This section provides the information about syntax that are used in building regular expressions.
| Representation | Definition |
|---|---|
| . | Any character except \n. Use /s (stream mode, also known as single-line mode) modifier to match \n too. |
| [xyz] | Character class. Can also give escaped characters. Special characters do not need to be escaped as they do not have special meaning within brackets [ ]. |
| \xdd | Hex input. dd is the hexadecimal value for the character. Two digits are mandatory. For example, \r is \x0d and not \xd. |
| [a-z][0-9] | Character range. |
| Representation | Definition |
|---|---|
| xy | x followed by y |
| x|y | x or y |
| (x) | Equivalent to x. Can be used to override precedences. |
| Representation | Definition |
|---|---|
| x* | Zero or more x |
| x? | Zero or one x |
| x+ | One or more x |
| x{n, m} | Minimum of n and a maximum of m sequential x’s. All numbered repetitions are expanded. So, making m unreasonably large is ill-advised. |
| x{n} | Exactly n x’s |
| x{n,} | Minimum of n x’s |
| x{,n} | Maximum of n x’s |
| Representation | Definition |
|---|---|
| \0, \a, \b, \f, \t, \n, \r, \v | C programming language escape sequences (\0 is the NULL character (ASCII character zero)). |
| \x | Hex-input. \x followed by two hexa-decimal digits denotes the hexa-decimal value for the intended character. |
| \*, \?, \+, \(, \), \[, \], \{, \}, \\, \/, \<space>, \# |
Escape any special character. Comments that are not processed are preceded by any number of spaces and a pound sign (#). So, to match a space or a pound sign (#), you must use the escape sequences \ and \#. |
| Representation | Definition |
|---|---|
| \d, \D | Digits, Non-digits. |
| \z, \Z | Non-zero digits ([1-9]), All other characters. |
| \s, \S | White space, Non-white space. Equivalent to [\t\n\f\r]. \v is not included in Perl white spaces. |
| \w, \W | Word characters, Non-word characters Equivalent to [0-9A-Za-z_]. |
| If you want... | ...then use | |
|---|---|---|
| [:cntrl:] | \c, \C | Control character. [\x00 - \x1F\x7F]. |
| [:digit:] | \d, \D | Digits, Non-Digits. Same as Perl character class. |
| [:graph:] | \g, \G | Any printable character except space. |
| [:xdigit:] | \h, \H | Any hexadecimal digit. [a-fA-F0-9]. Note this is different from the Perl \h, which means a horizontal space. |
| [:lower:] | \l, \L | Any lower case character. |
| [:ascii:] | \p, \P | Positive, Negative ASCII characters. [0x00 – 0x7F], [0x80 – 0xFF]. |
| [:upper:] | \u, \U | Any upper case character. |
Some of the other popular character classes can be built from the above primitives. The following classes do not have their own short-hand due of the lack of a nice mnemonic for any of the remaining characters used for them.

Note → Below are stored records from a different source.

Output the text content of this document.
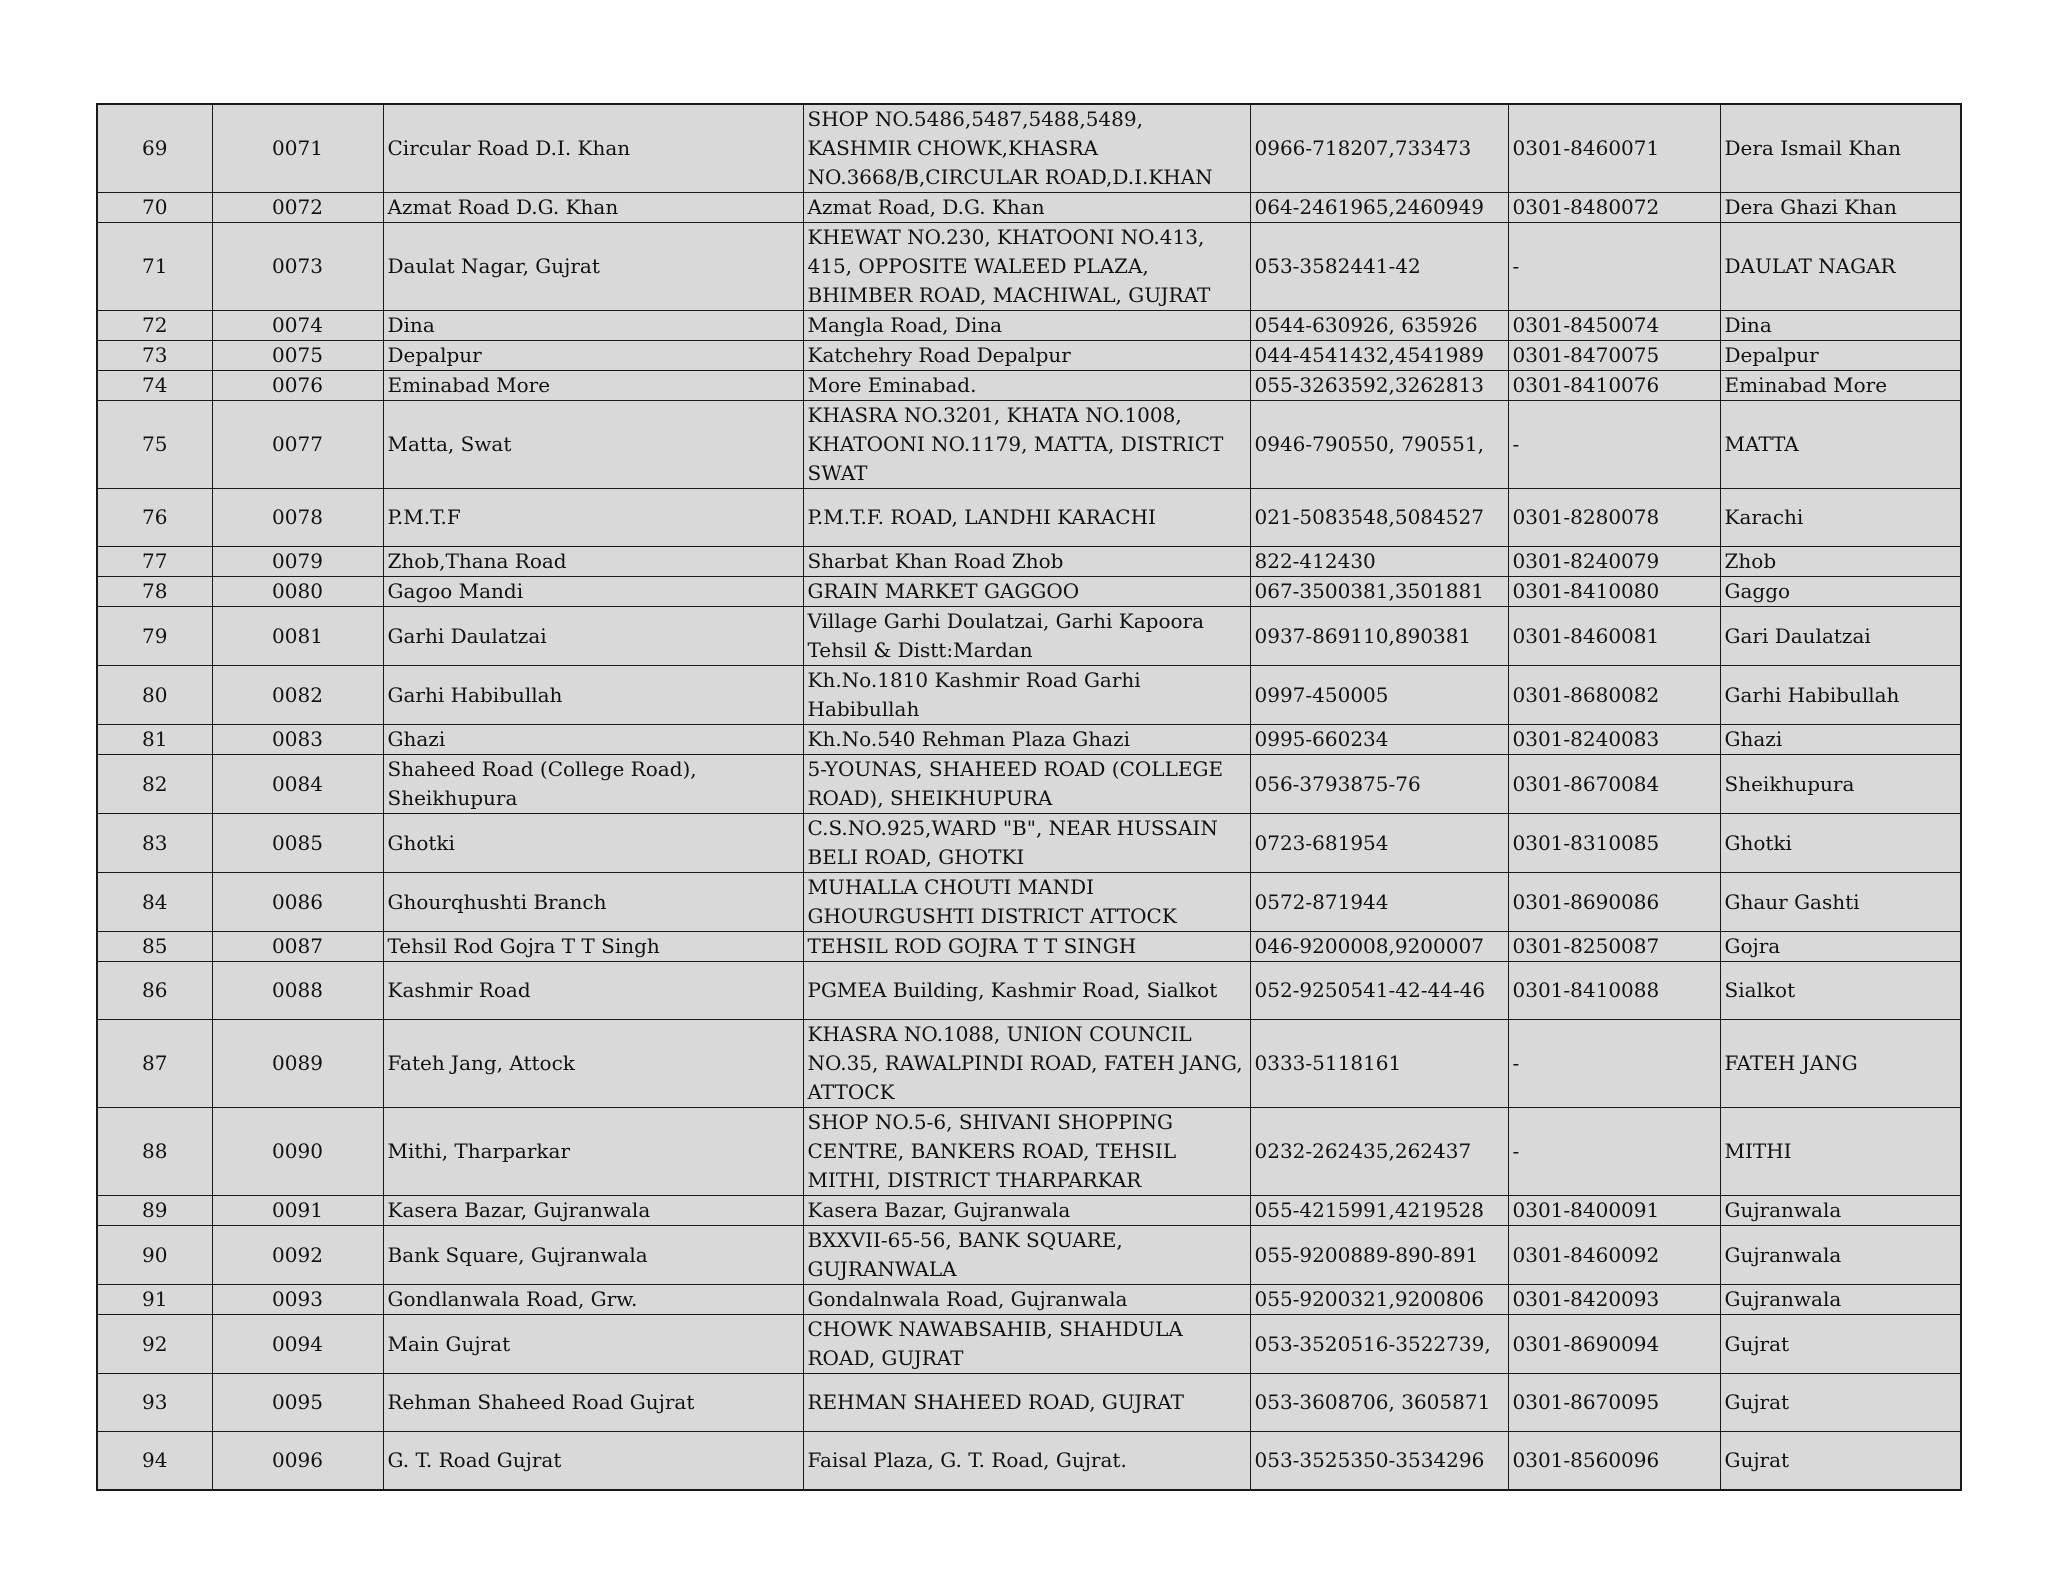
69	0071	Circular Road D.I. Khan	SHOP NO.5486,5487,5488,5489, KASHMIR CHOWK,KHASRA NO.3668/B,CIRCULAR ROAD,D.I.KHAN	0966-718207,733473	0301-8460071	Dera Ismail Khan
70	0072	Azmat Road D.G. Khan	Azmat Road, D.G. Khan	064-2461965,2460949	0301-8480072	Dera Ghazi Khan
71	0073	Daulat Nagar, Gujrat	KHEWAT NO.230, KHATOONI NO.413, 415, OPPOSITE WALEED PLAZA, BHIMBER ROAD, MACHIWAL, GUJRAT	053-3582441-42	-	DAULAT NAGAR
72	0074	Dina	Mangla Road, Dina	0544-630926, 635926	0301-8450074	Dina
73	0075	Depalpur	Katchehry Road Depalpur	044-4541432,4541989	0301-8470075	Depalpur
74	0076	Eminabad More	More Eminabad.	055-3263592,3262813	0301-8410076	Eminabad More
75	0077	Matta, Swat	KHASRA NO.3201, KHATA NO.1008, KHATOONI NO.1179, MATTA, DISTRICT SWAT	0946-790550, 790551,	-	MATTA
76	0078	P.M.T.F	P.M.T.F. ROAD, LANDHI KARACHI	021-5083548,5084527	0301-8280078	Karachi
77	0079	Zhob,Thana Road	Sharbat Khan Road Zhob	822-412430	0301-8240079	Zhob
78	0080	Gagoo Mandi	GRAIN MARKET GAGGOO	067-3500381,3501881	0301-8410080	Gaggo
79	0081	Garhi Daulatzai	Village Garhi Doulatzai, Garhi Kapoora Tehsil & Distt:Mardan	0937-869110,890381	0301-8460081	Gari Daulatzai
80	0082	Garhi Habibullah	Kh.No.1810 Kashmir Road Garhi Habibullah	0997-450005	0301-8680082	Garhi Habibullah
81	0083	Ghazi	Kh.No.540 Rehman Plaza Ghazi	0995-660234	0301-8240083	Ghazi
82	0084	Shaheed Road (College Road), Sheikhupura	5-YOUNAS, SHAHEED ROAD (COLLEGE ROAD), SHEIKHUPURA	056-3793875-76	0301-8670084	Sheikhupura
83	0085	Ghotki	C.S.NO.925,WARD "B", NEAR HUSSAIN BELI ROAD, GHOTKI	0723-681954	0301-8310085	Ghotki
84	0086	Ghourqhushti Branch	MUHALLA CHOUTI MANDI GHOURGUSHTI DISTRICT ATTOCK	0572-871944	0301-8690086	Ghaur Gashti
85	0087	Tehsil Rod Gojra T T Singh	TEHSIL ROD GOJRA T T SINGH	046-9200008,9200007	0301-8250087	Gojra
86	0088	Kashmir Road	PGMEA Building, Kashmir Road, Sialkot	052-9250541-42-44-46	0301-8410088	Sialkot
87	0089	Fateh Jang, Attock	KHASRA NO.1088, UNION COUNCIL NO.35, RAWALPINDI ROAD, FATEH JANG, ATTOCK	0333-5118161	-	FATEH JANG
88	0090	Mithi, Tharparkar	SHOP NO.5-6, SHIVANI SHOPPING CENTRE, BANKERS ROAD, TEHSIL MITHI, DISTRICT THARPARKAR	0232-262435,262437	-	MITHI
89	0091	Kasera Bazar, Gujranwala	Kasera Bazar, Gujranwala	055-4215991,4219528	0301-8400091	Gujranwala
90	0092	Bank Square, Gujranwala	BXXVII-65-56, BANK SQUARE, GUJRANWALA	055-9200889-890-891	0301-8460092	Gujranwala
91	0093	Gondlanwala Road, Grw.	Gondalnwala Road, Gujranwala	055-9200321,9200806	0301-8420093	Gujranwala
92	0094	Main Gujrat	CHOWK NAWABSAHIB, SHAHDULA ROAD, GUJRAT	053-3520516-3522739,	0301-8690094	Gujrat
93	0095	Rehman Shaheed Road Gujrat	REHMAN SHAHEED ROAD, GUJRAT	053-3608706, 3605871	0301-8670095	Gujrat
94	0096	G. T. Road Gujrat	Faisal Plaza, G. T. Road, Gujrat.	053-3525350-3534296	0301-8560096	Gujrat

| If you want... | ... then use | |
|---|---|---|
| [:alnum:] | = [\l\u\d] | The set of all characters and digits. |
| [:alpha:] | = [\l\u] | The set of all characters. |
| [:blank:] | = [\t<space>] | The class of blank characters: tab and space. |
| [:print:] | = [\g<space>] | The class of all printable characters: all graphical characters including space. |
| [:punct:] | = [^\P\c<space>\d\u\l] | The class of all punctuation characters: no negative ASCII characters, no control characters, no space, no digits, no upper or lower characters. |
| [:space:] | = [\s\v] | All white space characters. Includes Perl white space and the vertical tab character. |
| Representation | Definition |
|---|---|
| /i | Case-insensitive |
| /s | Treat input as single-line. Can also be thought of as stream-mode. That is, dot (.) matches \n too. |
| Operators | Associativity |
|---|---|
| [ ], [^] | Left to right |
| () | Left to right |
| *, +, ? | Left to right |
| . (Concatenation) | Left to right |
| | | Left to right |
SonicOS supports comments in regular expressions. Comments are preceded by any number of spaces and a pound sign (#). All text after a space and pound sign is discarded until the end of the expression.